米子鉄道管理局長時代の思い出 7組 壷井 宗一

 

 1)昭和38年5月、昭和天皇、香淳皇后をお迎えして鳥取県の大山で植樹祭が開かれた。鉄道規則により、陛下の方に振り返ることが許されなかったので駅のところどころに助役をたたせた。陛下の速度にあわせて、手を握ると歩調を早くし、手を開くと遅くすることにあらかじめ決めてあった。駅長が先導役で私が陛下の案内をつとめた。階段の昇り降りもあり一定の距離を保つことの難しさを今でも覚えている。
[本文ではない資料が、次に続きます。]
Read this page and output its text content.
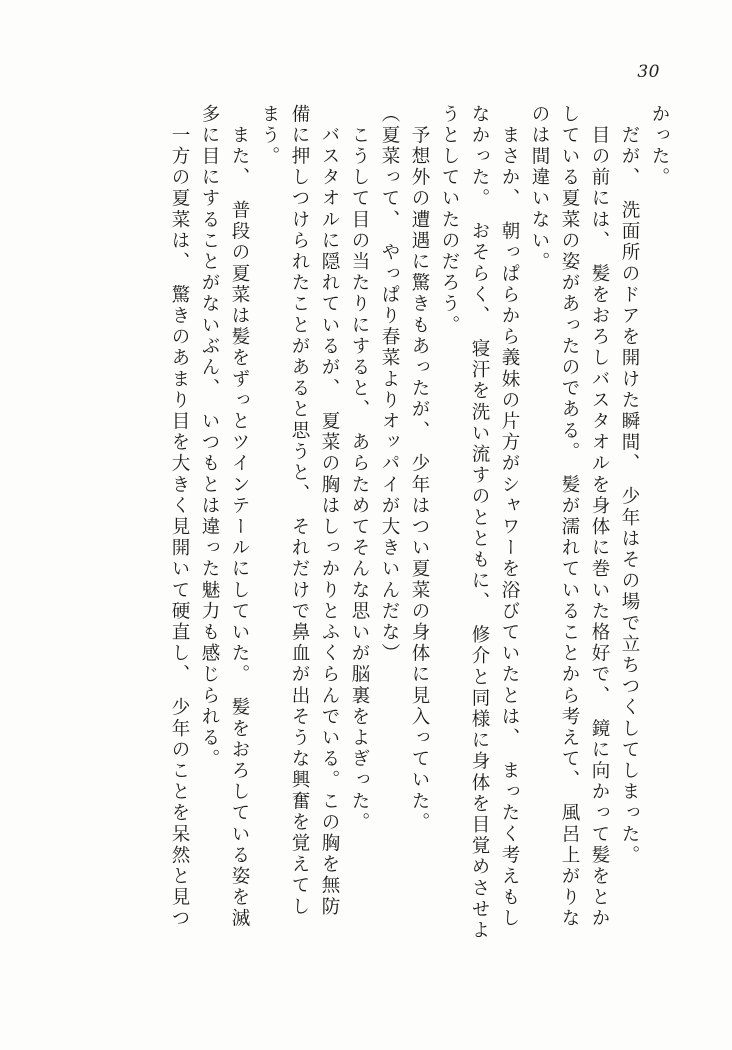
30
かった。
　だが、　洗面所のドアを開けた瞬間、　少年はその場で立ちつくしてしまった。
　目の前には、　髪をおろしバスタオルを身体に巻いた格好で、　鏡に向かって髪をとか
している夏菜の姿があったのである。　髪が濡れていることから考えて、　風呂上がりな
のは間違いない。
　まさか、　朝っぱらから義妹の片方がシャワーを浴びていたとは、　まったく考えもし
なかった。　おそらく、　寝汗を洗い流すのとともに、　修介と同様に身体を目覚めさせよ
うとしていたのだろう。
　予想外の遭遇に驚きもあったが、　少年はつい夏菜の身体に見入っていた。
（夏菜って、　やっぱり春菜よりオッパイが大きいんだな）
　こうして目の当たりにすると、　あらためてそんな思いが脳裏をよぎった。
　バスタオルに隠れているが、　夏菜の胸はしっかりとふくらんでいる。この胸を無防
備に押しつけられたことがあると思うと、　それだけで鼻血が出そうな興奮を覚えてし
まう。
　また、　普段の夏菜は髪をずっとツインテールにしていた。　髪をおろしている姿を滅
多に目にすることがないぶん、　いつもとは違った魅力も感じられる。
　一方の夏菜は、　驚きのあまり目を大きく見開いて硬直し、　少年のことを呆然と見つ
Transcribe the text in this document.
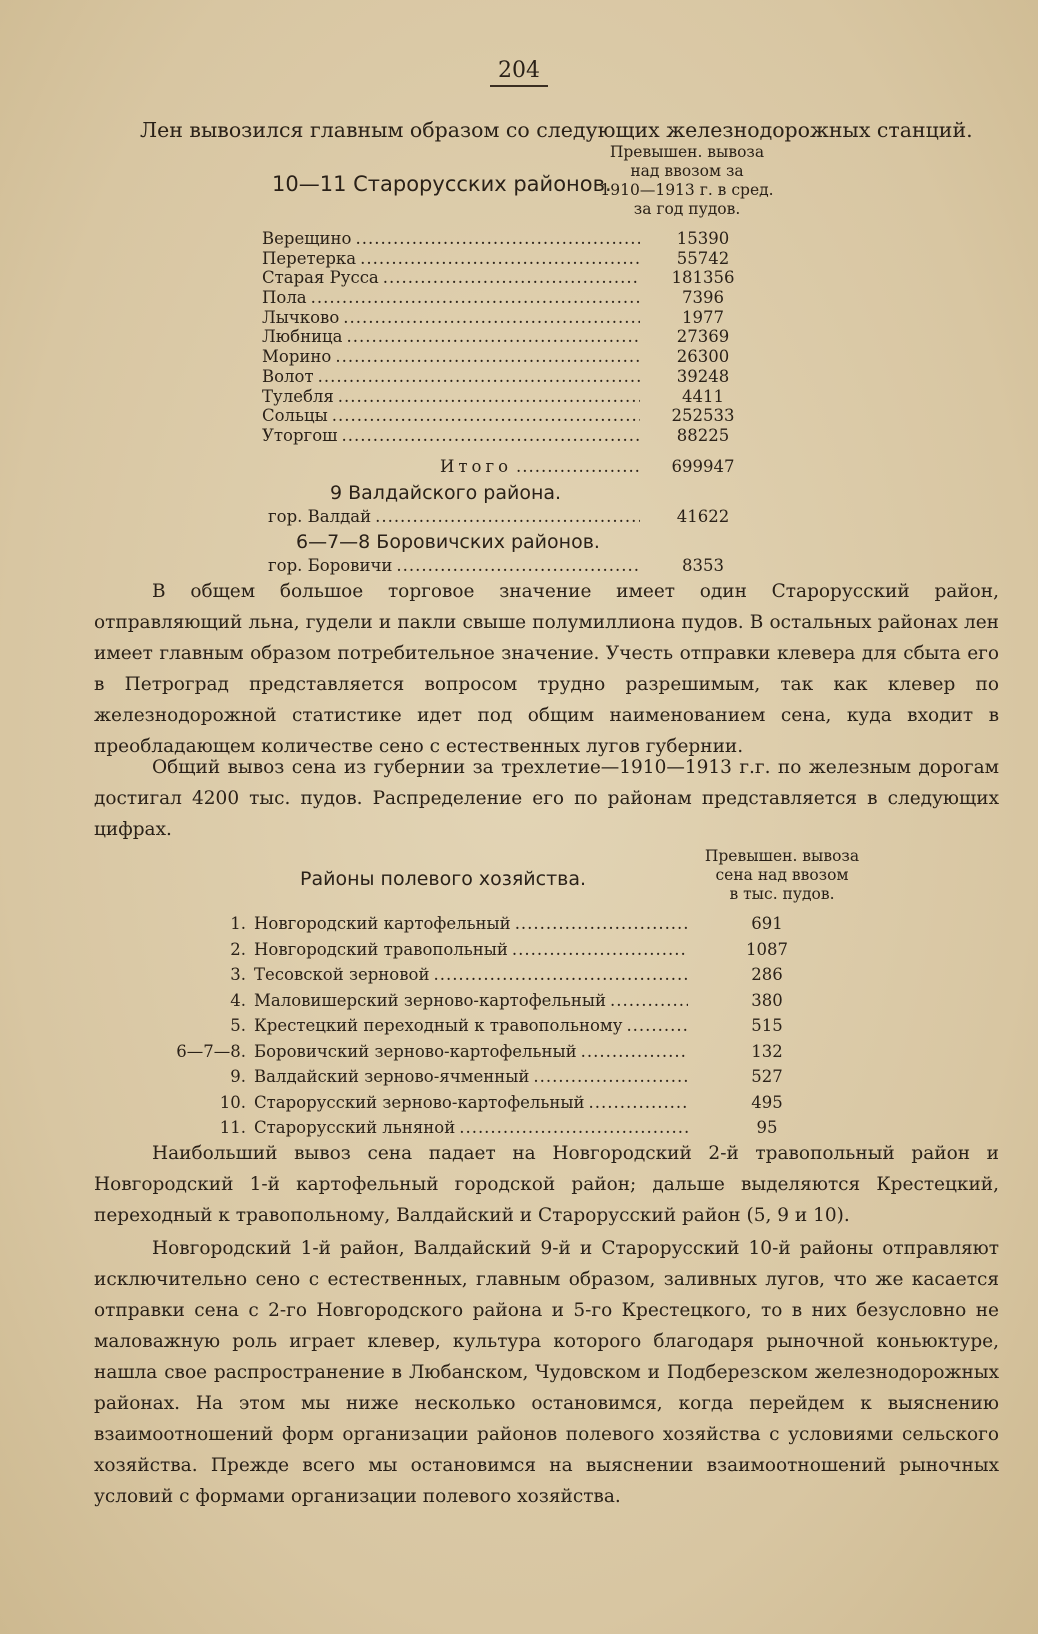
204
Лен вывозился главным образом со следующих железнодорожных станций.
10—11 Старорусских районов.
Превышен. вывоза
над ввозом за
1910—1913 г. в сред.
за год пудов.
Верещино .....	15390
Перетерка .....	55742
Старая Русса .....	181356
Пола .....	7396
Лычково .....	1977
Любница .....	27369
Морино .....	26300
Волот .....	39248
Тулебля .....	4411
Сольцы .....	252533
Уторгош .....	88225
Итого .....	699947
9 Валдайского района.
гор. Валдай .....	41622
6—7—8 Боровичских районов.
гор. Боровичи .....	8353

В общем большое торговое значение имеет один Старорусский район, отправляющий льна, гудели и пакли свыше полумиллиона пудов. В остальных районах лен имеет главным образом потребительное значение. Учесть отправки клевера для сбыта его в Петроград представляется вопросом трудно разрешимым, так как клевер по железнодорожной статистике идет под общим наименованием сена, куда входит в преобладающем количестве сено с естественных лугов губернии.

Общий вывоз сена из губернии за трехлетие—1910—1913 г.г. по железным дорогам достигал 4200 тыс. пудов. Распределение его по районам представляется в следующих цифрах.

Районы полевого хозяйства.
Превышен. вывоза
сена над ввозом
в тыс. пудов.
1. Новгородский картофельный .....	691
2. Новгородский травопольный .....	1087
3. Тесовской зерновой .....	286
4. Маловишерский зерново-картофельный .....	380
5. Крестецкий переходный к травопольному .....	515
6—7—8. Боровичский зерново-картофельный .....	132
9. Валдайский зерново-ячменный .....	527
10. Старорусский зерново-картофельный .....	495
11. Старорусский льняной .....	95

Наибольший вывоз сена падает на Новгородский 2-й травопольный район и Новгородский 1-й картофельный городской район; дальше выделяются Крестецкий, переходный к травопольному, Валдайский и Старорусский район (5, 9 и 10).

Новгородский 1-й район, Валдайский 9-й и Старорусский 10-й районы отправляют исключительно сено с естественных, главным образом, заливных лугов, что же касается отправки сена с 2-го Новгородского района и 5-го Крестецкого, то в них безусловно не маловажную роль играет клевер, культура которого благодаря рыночной коньюктуре, нашла свое распространение в Любанском, Чудовском и Подберезском железнодорожных районах. На этом мы ниже несколько остановимся, когда перейдем к выяснению взаимоотношений форм организации районов полевого хозяйства с условиями сельского хозяйства. Прежде всего мы остановимся на выяснении взаимоотношений рыночных условий с формами организации полевого хозяйства.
 山陰地方は温泉が多い。玉造、皆生、三朝、鳥取と日程は合計で一週間に及んだ。陛下は以前にも一度いらっしゃられたので香淳皇后を案内なさるお気持ちがあったのかもしれない。最後の鳥取駅の車中で拝謁を賜わり、私も一言だけお礼を申し上げようとした時、陛下が突然「この度はご苦労であった」とおっしゃられ、私は気が動転して「ハハーッ」と頭を下げただけだった。となりにいらした香淳皇后のにこにこされた笑顔のみを覚えている。

 一週間に及んだ行程を無事終え、私は紋章の入った普通より大きい賜盃をいただいた。今でも家宝として大切に持っている。

 2)昭和38年10月に山陰地方は大風水害におわれ、全線にわたって77ケ所の線路が不通になった。中でも数ケ所が宙吊りになった。その時新潟にも地震があったためニュースが大変遅れた。地元の細田吉蔵先生や竹下登先生にお願いして漸く工事が完成した。そしてその完成式が出雲市であった。私は、区長のほか、実際にスコップを持って工事にあたった線路工手を全員出席するよう指示した。私が線路工手に酒をついでまわると皆は感激して家宝にするといって盃を懐にしまいこんでしまった。私は局長として感激したことだった。これも米子時代のよき思い出の一つである。